Revolutionists must fight all forms of oppression under capitalism, including those which are a by-product of (or reinforced by) class domination. Among those, we include sexism, racism, homophobia, xenophobia, religious intolerance against atheists and oppressed creeds, etc. The revolutionary party must strive to be the “tribune of the people”, that is, lead all the downtrodden against capitalism, under the guidance of the proletariat. Fighting all such prejudices is the only way to unite the masses under a single socialist banner, instead of splitting the oppressed in various separated (and sometimes opposing) movements. For this, the party and the class must rid themselves as much as possible from reproducing all poisoning ideologies that only benefit the ruling class. Only by doing so can we properly defend the workers.

We consider the recent de-criminalization of homosexuality in India to have been an important (albeit very limited) victory for all the oppressed. We did not find much about the LGBT question in the English language literature of the WSP, only some brief references. We could see that WSP militants favored the change in the law and oppose state interference in the consensual relationships of adults. But at the same time, we saw the use, by some militants, of terms such as “sexual deviation” and “perversion” to refer to homosexuality, and that it was a “disease of capitalism” (some of these statements were made in the name of the party). We regard this as a serious issue, which could damage the WSP work in the eyes of the homosexual youth and workers.

Both medical science and the socialist program for this question have developed a lot since Lenin’s time. Today we know that homosexuality is no illness. This has been confirmed by several psychology and psychiatry counsels worldwide. The psychological issues that harm gay people derive from the violence and repression they suffer in capitalist society. Today we know that homosexuality is very common in the animal kingdom and humans are no exception. Contrary to other practices that humans have evolved from, homosexuality causes absolute no harm to society and there is no logical reason for socialists today to treat it in the terms above mentioned. There are gay and bisexual comrades within our own group who would be repelled by such statements. We imagine the same would be true for LGBT people in India. Not only there is no logical reason to sustain such opinions, but they would also unnecessarily alienate progressive youth and workers from your party. A correction and clarification on this issue is urgent if the WSP wants to properly defend this oppressed minority and attempt to win them over to the program of Permanent Revolution.

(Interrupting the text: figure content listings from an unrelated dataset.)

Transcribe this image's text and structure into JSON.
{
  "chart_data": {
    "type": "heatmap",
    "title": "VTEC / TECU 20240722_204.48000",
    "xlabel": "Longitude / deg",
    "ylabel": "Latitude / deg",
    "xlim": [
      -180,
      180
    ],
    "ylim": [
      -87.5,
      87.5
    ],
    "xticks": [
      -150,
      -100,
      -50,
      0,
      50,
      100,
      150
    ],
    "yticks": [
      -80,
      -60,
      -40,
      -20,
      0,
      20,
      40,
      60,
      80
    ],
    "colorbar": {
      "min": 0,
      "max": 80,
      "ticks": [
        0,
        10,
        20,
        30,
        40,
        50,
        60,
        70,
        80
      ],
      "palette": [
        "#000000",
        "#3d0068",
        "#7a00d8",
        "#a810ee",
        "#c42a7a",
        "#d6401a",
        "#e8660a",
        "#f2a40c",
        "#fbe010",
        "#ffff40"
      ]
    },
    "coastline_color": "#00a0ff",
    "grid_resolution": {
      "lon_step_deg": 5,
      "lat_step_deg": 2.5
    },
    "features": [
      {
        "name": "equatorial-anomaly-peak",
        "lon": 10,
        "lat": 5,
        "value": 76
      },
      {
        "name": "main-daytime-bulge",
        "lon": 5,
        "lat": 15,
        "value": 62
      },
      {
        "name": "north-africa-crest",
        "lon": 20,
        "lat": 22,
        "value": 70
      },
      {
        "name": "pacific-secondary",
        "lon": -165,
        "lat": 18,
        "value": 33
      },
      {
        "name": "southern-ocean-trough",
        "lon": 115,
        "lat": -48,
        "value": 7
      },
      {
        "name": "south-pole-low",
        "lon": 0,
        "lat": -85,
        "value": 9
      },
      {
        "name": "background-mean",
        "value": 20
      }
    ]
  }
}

Comrades of the WSP, we take our commitment as internationalists seriously as a condition for our very survival as revolutionists, and by this we mean neither diplomatic non-aggression pacts with groups in other countries, nor passivity towards discussions. That is the reason for this document. We ask you to attentively study the documents available in English in our website (https://rr4i.milharal.org/english/), as we have done and will continue to do with your documents. We are adamant that capitalism can only be eventually overthrown through regrouping the subjective revolutionaries around the world on a sound programmatic basis to rebuild the Fourth International.